Tuesday, August 20, 2013

Small Schools

We had a much more normal day today. We did our daily podcasts, walked, I cleaned up the house and did three loads of laundry. I started on Week 3 of my online class, and we did a “bonus” walk this afternoon.

I got two magazines in today's mail. The September issue of “Vogue” is 902 pages long........no, I'm not really a “Vogue” kind of girl, but I let myself be suckered into buying a year's subscription because they gave me a free purse. I AM a sucker for purses! The cover of Oprah's magazine for September had a photo of Oprah with hair just about as large as that “Vogue” magazine!! It all should be interesting reading.

Hubby has been in “handyman” mode the past couple of days. We picked up a new toilet seat at the big box store yesterday, and he installed that last night. This morning, he put up the new miniblinds we picked up to replace the set I broke a few months ago trying to clean them. They needed to be replaced – the slats were brittle enough that one broke when I was wiping it off. We're all fixed for now.

I heard the school bus stop at the corner this morning at 7:30 – first day of school here in town! I was always so glad for the first day of school when I was a kid. Some years that summer just got longer and longer as time passed without my seeing my classmates. Usually we were aware before school started if we were having any new students in our class. Even without good communication, that type of news usually got around.

I think the highest number ever in my class was 17 one year of elementary school. We usually held around 14 or so. By senior year, we had dwindled down to ten. Nine of us had been together all twelve years. We still have a few smaller schools in the area, but a lot of people have trouble comprehending the small numbers I'm used to for graduating classes.

My small school is now closed. The high school and junior high consolidated with a larger school district in 1980; the elementary school closed in 1982. The teachers and staff who chose to continue working were incorporated into the larger school district. That meant were were a few teachers I'd had that my children also had. I enjoyed that, though probably not as much as my kids!

When the school closed, there was an auction of property and items. I wish I could've been there and purchased some memory of my childhood school days. The different pieces of property were sold to individuals. One of the sale stipulations for the main building was that it either be actively used or it be torn down – this was a reaction to a local school district where a new building had been built and the previous one was left to go into ruin. A local family bought the main building and tore it down. Even though much of the playground equipment was moved to the new school district, the former school site was turned into a park. The gym/cafeteria/music room building burned to the ground a few years after the closure.

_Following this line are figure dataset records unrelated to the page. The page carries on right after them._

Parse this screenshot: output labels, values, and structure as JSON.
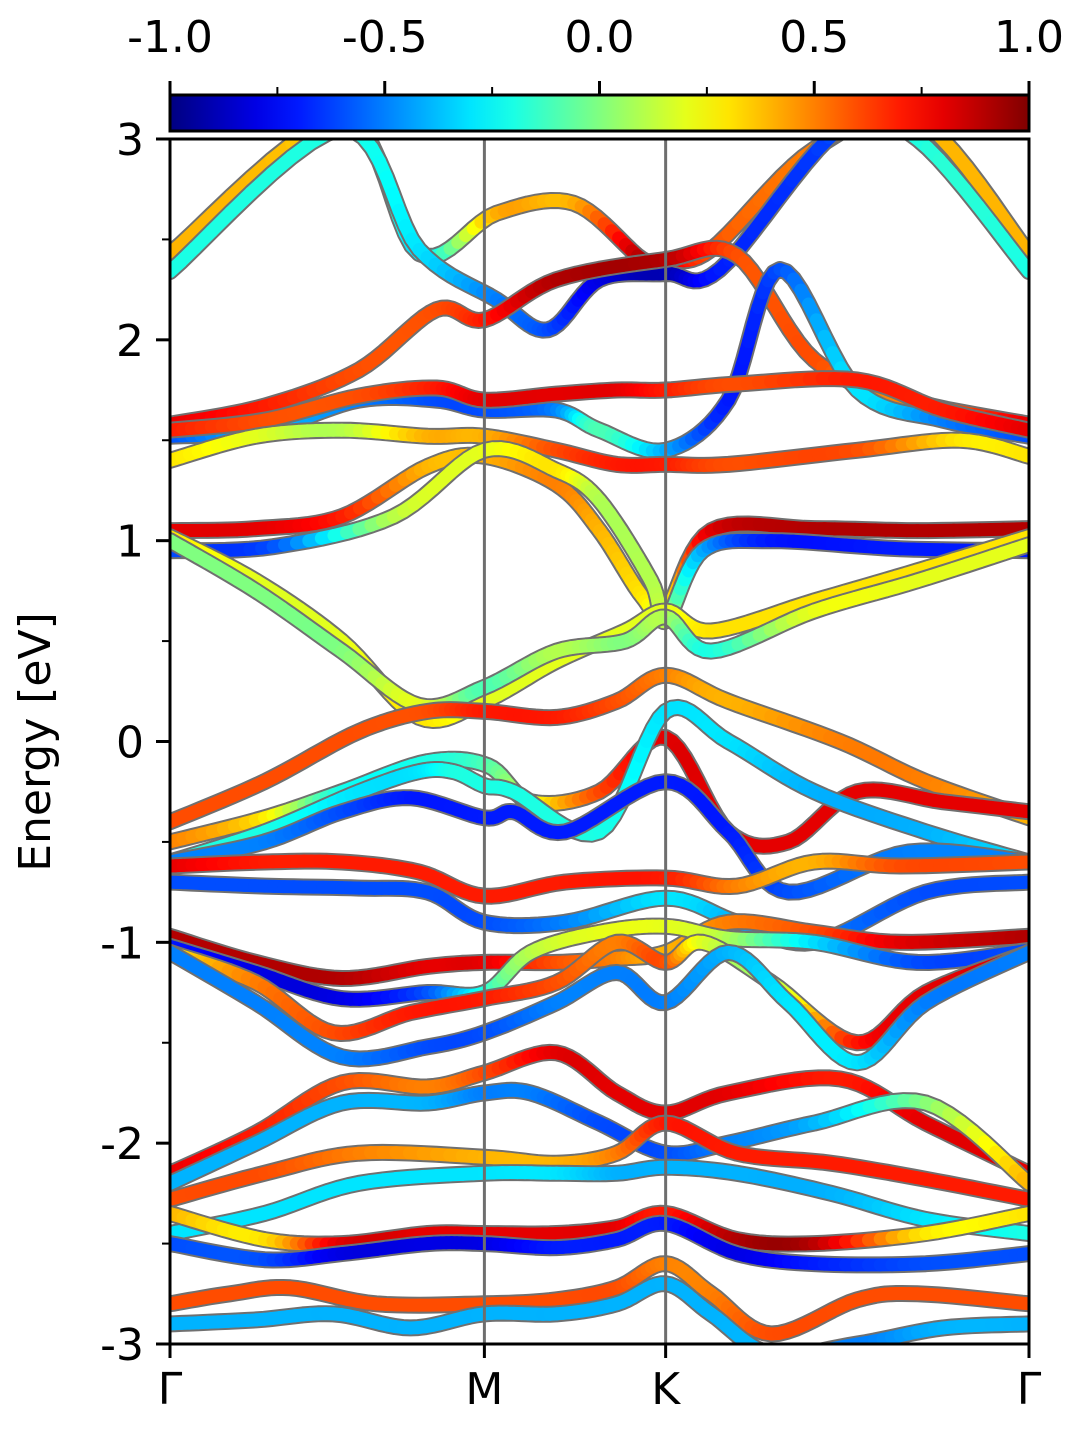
{
  "chart_data": {
    "type": "line",
    "xlabel": "",
    "ylabel": "Energy [eV]",
    "ylim": [
      -3,
      3
    ],
    "y_ticks": [
      3,
      2,
      1,
      0,
      -1,
      -2,
      -3
    ],
    "y_tick_labels": [
      "3",
      "2",
      "1",
      "0",
      "-1",
      "-2",
      "-3"
    ],
    "k_path": [
      "Γ",
      "M",
      "K",
      "Γ"
    ],
    "k_path_positions": [
      0,
      0.366,
      0.577,
      1
    ],
    "colorbar": {
      "ticks": [
        -1.0,
        -0.5,
        0.0,
        0.5,
        1.0
      ],
      "tick_labels": [
        "-1.0",
        "-0.5",
        "0.0",
        "0.5",
        "1.0"
      ],
      "range": [
        -1.0,
        1.0
      ],
      "colormap": "jet"
    },
    "grid": false,
    "series": [
      {
        "x": [
          0,
          0.2,
          0.29,
          0.38,
          0.47,
          0.55,
          0.577,
          0.63,
          0.75,
          0.87,
          1
        ],
        "y": [
          2.43,
          3.1,
          2.43,
          2.63,
          2.68,
          2.4,
          2.4,
          2.45,
          2.95,
          3.1,
          2.43
        ],
        "c": [
          0.4,
          0.3,
          -0.3,
          0.4,
          0.4,
          0.9,
          0.9,
          0.6,
          0.5,
          0.4,
          0.4
        ]
      },
      {
        "x": [
          0,
          0.2,
          0.29,
          0.38,
          0.44,
          0.5,
          0.577,
          0.64,
          0.78,
          0.87,
          1
        ],
        "y": [
          2.34,
          3.05,
          2.45,
          2.2,
          2.05,
          2.3,
          2.33,
          2.35,
          3.05,
          3.0,
          2.34
        ],
        "c": [
          -0.2,
          -0.2,
          -0.3,
          -0.5,
          -0.6,
          -0.8,
          -0.9,
          -0.7,
          -0.6,
          -0.2,
          -0.2
        ]
      },
      {
        "x": [
          0,
          0.11,
          0.22,
          0.31,
          0.366,
          0.45,
          0.577,
          0.66,
          0.75,
          0.86,
          1
        ],
        "y": [
          1.58,
          1.67,
          1.85,
          2.15,
          2.1,
          2.3,
          2.4,
          2.42,
          1.9,
          1.7,
          1.58
        ],
        "c": [
          0.8,
          0.7,
          0.6,
          0.6,
          0.7,
          0.9,
          0.9,
          0.6,
          0.6,
          0.5,
          0.8
        ]
      },
      {
        "x": [
          0,
          0.11,
          0.22,
          0.31,
          0.366,
          0.45,
          0.5,
          0.577,
          0.65,
          0.71,
          0.8,
          0.9,
          1
        ],
        "y": [
          1.52,
          1.55,
          1.7,
          1.7,
          1.65,
          1.65,
          1.55,
          1.45,
          1.7,
          2.35,
          1.75,
          1.6,
          1.52
        ],
        "c": [
          -0.6,
          -0.4,
          -0.5,
          -0.6,
          -0.6,
          -0.5,
          -0.1,
          -0.4,
          -0.7,
          -0.6,
          -0.3,
          -0.5,
          -0.6
        ]
      },
      {
        "x": [
          0,
          0.11,
          0.22,
          0.31,
          0.366,
          0.45,
          0.52,
          0.577,
          0.66,
          0.8,
          0.9,
          1
        ],
        "y": [
          1.55,
          1.6,
          1.72,
          1.76,
          1.7,
          1.73,
          1.75,
          1.75,
          1.78,
          1.8,
          1.65,
          1.55
        ],
        "c": [
          0.7,
          0.6,
          0.6,
          0.7,
          0.8,
          0.8,
          0.8,
          0.7,
          0.6,
          0.7,
          0.7,
          0.8
        ]
      },
      {
        "x": [
          0,
          0.1,
          0.2,
          0.3,
          0.366,
          0.45,
          0.52,
          0.577,
          0.65,
          0.8,
          0.92,
          1
        ],
        "y": [
          1.4,
          1.52,
          1.55,
          1.52,
          1.52,
          1.45,
          1.38,
          1.38,
          1.38,
          1.45,
          1.5,
          1.42
        ],
        "c": [
          0.3,
          0.2,
          0.1,
          0.4,
          0.4,
          0.6,
          0.7,
          0.7,
          0.6,
          0.6,
          0.3,
          0.3
        ]
      },
      {
        "x": [
          0,
          0.1,
          0.2,
          0.3,
          0.366,
          0.45,
          0.5,
          0.55,
          0.577,
          0.63,
          0.75,
          0.87,
          1
        ],
        "y": [
          1.05,
          1.06,
          1.12,
          1.37,
          1.42,
          1.28,
          1.05,
          0.72,
          0.65,
          1.05,
          1.06,
          1.05,
          1.06
        ],
        "c": [
          0.8,
          0.8,
          0.7,
          0.4,
          0.4,
          0.5,
          0.4,
          0.3,
          0.2,
          0.8,
          0.9,
          0.9,
          0.9
        ]
      },
      {
        "x": [
          0,
          0.12,
          0.26,
          0.366,
          0.45,
          0.5,
          0.56,
          0.577,
          0.62,
          0.7,
          0.85,
          1
        ],
        "y": [
          0.95,
          0.97,
          1.12,
          1.45,
          1.35,
          1.2,
          0.8,
          0.6,
          0.95,
          1.0,
          0.96,
          0.95
        ],
        "c": [
          -0.6,
          -0.6,
          0.1,
          0.2,
          0.3,
          0.1,
          0.1,
          0.1,
          -0.4,
          -0.7,
          -0.7,
          -0.7
        ]
      },
      {
        "x": [
          0,
          0.1,
          0.2,
          0.29,
          0.366,
          0.45,
          0.53,
          0.577,
          0.63,
          0.75,
          0.87,
          1
        ],
        "y": [
          1.02,
          0.8,
          0.5,
          0.12,
          0.2,
          0.4,
          0.55,
          0.65,
          0.55,
          0.7,
          0.85,
          1.02
        ],
        "c": [
          0.3,
          0.2,
          0.2,
          0.3,
          0.2,
          0.2,
          0.2,
          0.2,
          0.3,
          0.3,
          0.3,
          0.3
        ]
      },
      {
        "x": [
          0,
          0.1,
          0.2,
          0.29,
          0.366,
          0.45,
          0.53,
          0.577,
          0.63,
          0.75,
          0.87,
          1
        ],
        "y": [
          1.0,
          0.75,
          0.45,
          0.18,
          0.27,
          0.45,
          0.5,
          0.62,
          0.45,
          0.65,
          0.8,
          0.98
        ],
        "c": [
          0.0,
          0.0,
          0.0,
          0.2,
          -0.1,
          0.1,
          0.0,
          0.1,
          -0.2,
          0.2,
          0.2,
          0.2
        ]
      },
      {
        "x": [
          0,
          0.11,
          0.22,
          0.3,
          0.366,
          0.45,
          0.52,
          0.577,
          0.65,
          0.78,
          0.88,
          1
        ],
        "y": [
          -0.4,
          -0.2,
          0.05,
          0.15,
          0.15,
          0.12,
          0.2,
          0.33,
          0.2,
          0.0,
          -0.2,
          -0.38
        ],
        "c": [
          0.6,
          0.6,
          0.6,
          0.6,
          0.7,
          0.7,
          0.6,
          0.5,
          0.4,
          0.5,
          0.5,
          0.4
        ]
      },
      {
        "x": [
          0,
          0.11,
          0.2,
          0.3,
          0.37,
          0.42,
          0.5,
          0.577,
          0.65,
          0.72,
          0.8,
          0.9,
          1
        ],
        "y": [
          -0.5,
          -0.38,
          -0.25,
          -0.1,
          -0.12,
          -0.3,
          -0.25,
          0.02,
          -0.45,
          -0.5,
          -0.25,
          -0.3,
          -0.35
        ],
        "c": [
          0.5,
          0.3,
          -0.2,
          -0.2,
          -0.1,
          0.2,
          0.6,
          0.8,
          0.8,
          0.8,
          0.8,
          0.8,
          0.8
        ]
      },
      {
        "x": [
          0,
          0.11,
          0.22,
          0.29,
          0.33,
          0.366,
          0.4,
          0.5,
          0.577,
          0.65,
          0.75,
          0.88,
          1
        ],
        "y": [
          -0.6,
          -0.45,
          -0.25,
          -0.15,
          -0.15,
          -0.22,
          -0.25,
          -0.45,
          0.15,
          0.0,
          -0.25,
          -0.45,
          -0.6
        ],
        "c": [
          -0.2,
          -0.2,
          -0.3,
          -0.3,
          -0.2,
          -0.2,
          -0.2,
          -0.2,
          -0.3,
          -0.3,
          -0.4,
          -0.4,
          -0.3
        ]
      },
      {
        "x": [
          0,
          0.11,
          0.2,
          0.28,
          0.366,
          0.4,
          0.46,
          0.577,
          0.65,
          0.72,
          0.86,
          1
        ],
        "y": [
          -0.6,
          -0.5,
          -0.35,
          -0.28,
          -0.38,
          -0.35,
          -0.45,
          -0.2,
          -0.45,
          -0.75,
          -0.55,
          -0.6
        ],
        "c": [
          -0.5,
          -0.5,
          -0.6,
          -0.7,
          -0.7,
          -0.7,
          -0.7,
          -0.7,
          -0.7,
          -0.6,
          -0.5,
          -0.5
        ]
      },
      {
        "x": [
          0,
          0.11,
          0.2,
          0.29,
          0.366,
          0.46,
          0.577,
          0.66,
          0.75,
          0.85,
          1
        ],
        "y": [
          -0.62,
          -0.6,
          -0.6,
          -0.65,
          -0.77,
          -0.7,
          -0.68,
          -0.72,
          -0.6,
          -0.62,
          -0.6
        ],
        "c": [
          0.8,
          0.7,
          0.7,
          0.7,
          0.7,
          0.7,
          0.7,
          0.5,
          0.4,
          0.6,
          0.6
        ]
      },
      {
        "x": [
          0,
          0.11,
          0.22,
          0.3,
          0.366,
          0.46,
          0.577,
          0.66,
          0.75,
          0.88,
          1
        ],
        "y": [
          -0.7,
          -0.72,
          -0.73,
          -0.75,
          -0.9,
          -0.9,
          -0.78,
          -0.9,
          -1.0,
          -0.75,
          -0.7
        ],
        "c": [
          -0.6,
          -0.6,
          -0.6,
          -0.6,
          -0.6,
          -0.5,
          -0.3,
          -0.4,
          -0.5,
          -0.6,
          -0.6
        ]
      },
      {
        "x": [
          0,
          0.1,
          0.2,
          0.3,
          0.366,
          0.45,
          0.52,
          0.577,
          0.65,
          0.75,
          0.85,
          1
        ],
        "y": [
          -0.97,
          -1.1,
          -1.18,
          -1.12,
          -1.1,
          -1.1,
          -1.08,
          -1.05,
          -0.9,
          -0.95,
          -1.0,
          -0.97
        ],
        "c": [
          0.9,
          0.9,
          0.9,
          0.8,
          0.8,
          0.6,
          0.5,
          0.4,
          0.5,
          0.6,
          0.8,
          0.9
        ]
      },
      {
        "x": [
          0,
          0.1,
          0.2,
          0.3,
          0.366,
          0.42,
          0.5,
          0.577,
          0.65,
          0.75,
          0.87,
          1
        ],
        "y": [
          -1.02,
          -1.15,
          -1.28,
          -1.25,
          -1.25,
          -1.05,
          -0.95,
          -0.92,
          -0.98,
          -1.0,
          -1.1,
          -1.04
        ],
        "c": [
          -0.7,
          -0.8,
          -0.8,
          -0.6,
          -0.2,
          0.1,
          0.2,
          0.2,
          0.1,
          -0.3,
          -0.6,
          -0.6
        ]
      },
      {
        "x": [
          0,
          0.1,
          0.19,
          0.28,
          0.366,
          0.45,
          0.52,
          0.577,
          0.62,
          0.7,
          0.8,
          0.88,
          1
        ],
        "y": [
          -1.05,
          -1.2,
          -1.45,
          -1.35,
          -1.28,
          -1.2,
          -1.0,
          -1.1,
          -1.0,
          -1.2,
          -1.5,
          -1.25,
          -1.05
        ],
        "c": [
          0.3,
          0.5,
          0.6,
          0.7,
          0.7,
          0.6,
          0.5,
          0.6,
          0.2,
          0.1,
          0.7,
          0.8,
          0.8
        ]
      },
      {
        "x": [
          0,
          0.1,
          0.2,
          0.3,
          0.366,
          0.45,
          0.52,
          0.577,
          0.65,
          0.72,
          0.8,
          0.88,
          1
        ],
        "y": [
          -1.05,
          -1.3,
          -1.57,
          -1.52,
          -1.45,
          -1.3,
          -1.15,
          -1.3,
          -1.05,
          -1.3,
          -1.6,
          -1.3,
          -1.05
        ],
        "c": [
          -0.5,
          -0.5,
          -0.5,
          -0.6,
          -0.6,
          -0.5,
          -0.5,
          -0.5,
          -0.4,
          -0.3,
          -0.3,
          -0.5,
          -0.5
        ]
      },
      {
        "x": [
          0,
          0.1,
          0.2,
          0.3,
          0.366,
          0.45,
          0.52,
          0.577,
          0.65,
          0.78,
          0.88,
          1
        ],
        "y": [
          -2.15,
          -1.95,
          -1.7,
          -1.72,
          -1.65,
          -1.55,
          -1.75,
          -1.85,
          -1.75,
          -1.68,
          -1.9,
          -2.15
        ],
        "c": [
          0.8,
          0.7,
          0.6,
          0.5,
          0.6,
          0.8,
          0.8,
          0.8,
          0.8,
          0.7,
          0.8,
          0.8
        ]
      },
      {
        "x": [
          0,
          0.1,
          0.2,
          0.3,
          0.366,
          0.42,
          0.5,
          0.577,
          0.65,
          0.75,
          0.88,
          1
        ],
        "y": [
          -2.2,
          -2.0,
          -1.8,
          -1.8,
          -1.75,
          -1.75,
          -1.9,
          -2.05,
          -2.0,
          -1.9,
          -1.8,
          -2.2
        ],
        "c": [
          -0.4,
          -0.4,
          -0.4,
          -0.4,
          -0.5,
          -0.5,
          -0.6,
          -0.6,
          -0.5,
          -0.4,
          0.0,
          0.4
        ]
      },
      {
        "x": [
          0,
          0.11,
          0.22,
          0.366,
          0.45,
          0.52,
          0.577,
          0.66,
          0.77,
          0.88,
          1
        ],
        "y": [
          -2.28,
          -2.15,
          -2.05,
          -2.07,
          -2.1,
          -2.05,
          -1.9,
          -2.05,
          -2.1,
          -2.18,
          -2.28
        ],
        "c": [
          0.6,
          0.6,
          0.5,
          0.4,
          0.4,
          0.5,
          0.7,
          0.7,
          0.7,
          0.7,
          0.7
        ]
      },
      {
        "x": [
          0,
          0.11,
          0.22,
          0.366,
          0.45,
          0.52,
          0.577,
          0.66,
          0.77,
          0.88,
          1
        ],
        "y": [
          -2.45,
          -2.35,
          -2.2,
          -2.15,
          -2.15,
          -2.15,
          -2.12,
          -2.15,
          -2.25,
          -2.38,
          -2.45
        ],
        "c": [
          -0.3,
          -0.3,
          -0.3,
          -0.3,
          -0.3,
          -0.4,
          -0.4,
          -0.4,
          -0.4,
          -0.3,
          -0.2
        ]
      },
      {
        "x": [
          0,
          0.11,
          0.2,
          0.3,
          0.366,
          0.45,
          0.52,
          0.577,
          0.66,
          0.75,
          0.88,
          1
        ],
        "y": [
          -2.35,
          -2.48,
          -2.5,
          -2.45,
          -2.45,
          -2.45,
          -2.42,
          -2.35,
          -2.48,
          -2.5,
          -2.45,
          -2.35
        ],
        "c": [
          0.4,
          0.3,
          0.8,
          0.8,
          0.8,
          0.8,
          0.8,
          0.7,
          0.9,
          0.9,
          0.3,
          0.3
        ]
      },
      {
        "x": [
          0,
          0.11,
          0.2,
          0.3,
          0.366,
          0.45,
          0.52,
          0.577,
          0.66,
          0.75,
          0.88,
          1
        ],
        "y": [
          -2.5,
          -2.58,
          -2.55,
          -2.5,
          -2.5,
          -2.52,
          -2.48,
          -2.4,
          -2.55,
          -2.6,
          -2.6,
          -2.55
        ],
        "c": [
          -0.6,
          -0.6,
          -0.8,
          -0.8,
          -0.8,
          -0.7,
          -0.7,
          -0.7,
          -0.8,
          -0.7,
          -0.6,
          -0.6
        ]
      },
      {
        "x": [
          0,
          0.07,
          0.14,
          0.24,
          0.366,
          0.45,
          0.52,
          0.577,
          0.63,
          0.7,
          0.8,
          0.87,
          1
        ],
        "y": [
          -2.8,
          -2.75,
          -2.72,
          -2.8,
          -2.8,
          -2.78,
          -2.72,
          -2.6,
          -2.75,
          -2.95,
          -2.78,
          -2.75,
          -2.8
        ],
        "c": [
          0.6,
          0.6,
          0.6,
          0.6,
          0.6,
          0.6,
          0.6,
          0.5,
          0.5,
          0.6,
          0.6,
          0.6,
          0.6
        ]
      },
      {
        "x": [
          0,
          0.1,
          0.19,
          0.28,
          0.366,
          0.45,
          0.52,
          0.577,
          0.63,
          0.7,
          0.8,
          0.9,
          1
        ],
        "y": [
          -2.9,
          -2.88,
          -2.85,
          -2.92,
          -2.85,
          -2.85,
          -2.8,
          -2.7,
          -2.85,
          -3.05,
          -3.0,
          -2.92,
          -2.9
        ],
        "c": [
          -0.4,
          -0.4,
          -0.4,
          -0.4,
          -0.4,
          -0.4,
          -0.4,
          -0.4,
          -0.4,
          -0.4,
          -0.5,
          -0.4,
          -0.4
        ]
      }
    ]
  }
}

We now have an all-school reunion every four years. It's a great time of reconnecting and visiting. About 14 years ago, a memorial monument was dedicated on the original school building site. It's a three-section monument, each with one of the three school buildings engraved on it.

Some of the school mementos are now housed in the local County Museum. All the senior composite pictures are there, as well as plaques of the yearly Valedictorians and some special sports trophies. Hubby enjoys going with me to view those – he says he likes being married to someone who is in a museum!! It just makes me feel old.


My nine co-graduates are all nearby – two are about an hour away, everyone else is here in the local community. We lost our first classmate last fall, that was a sad time, and she was a special, sweet person. We have a small-school bond that time can't break!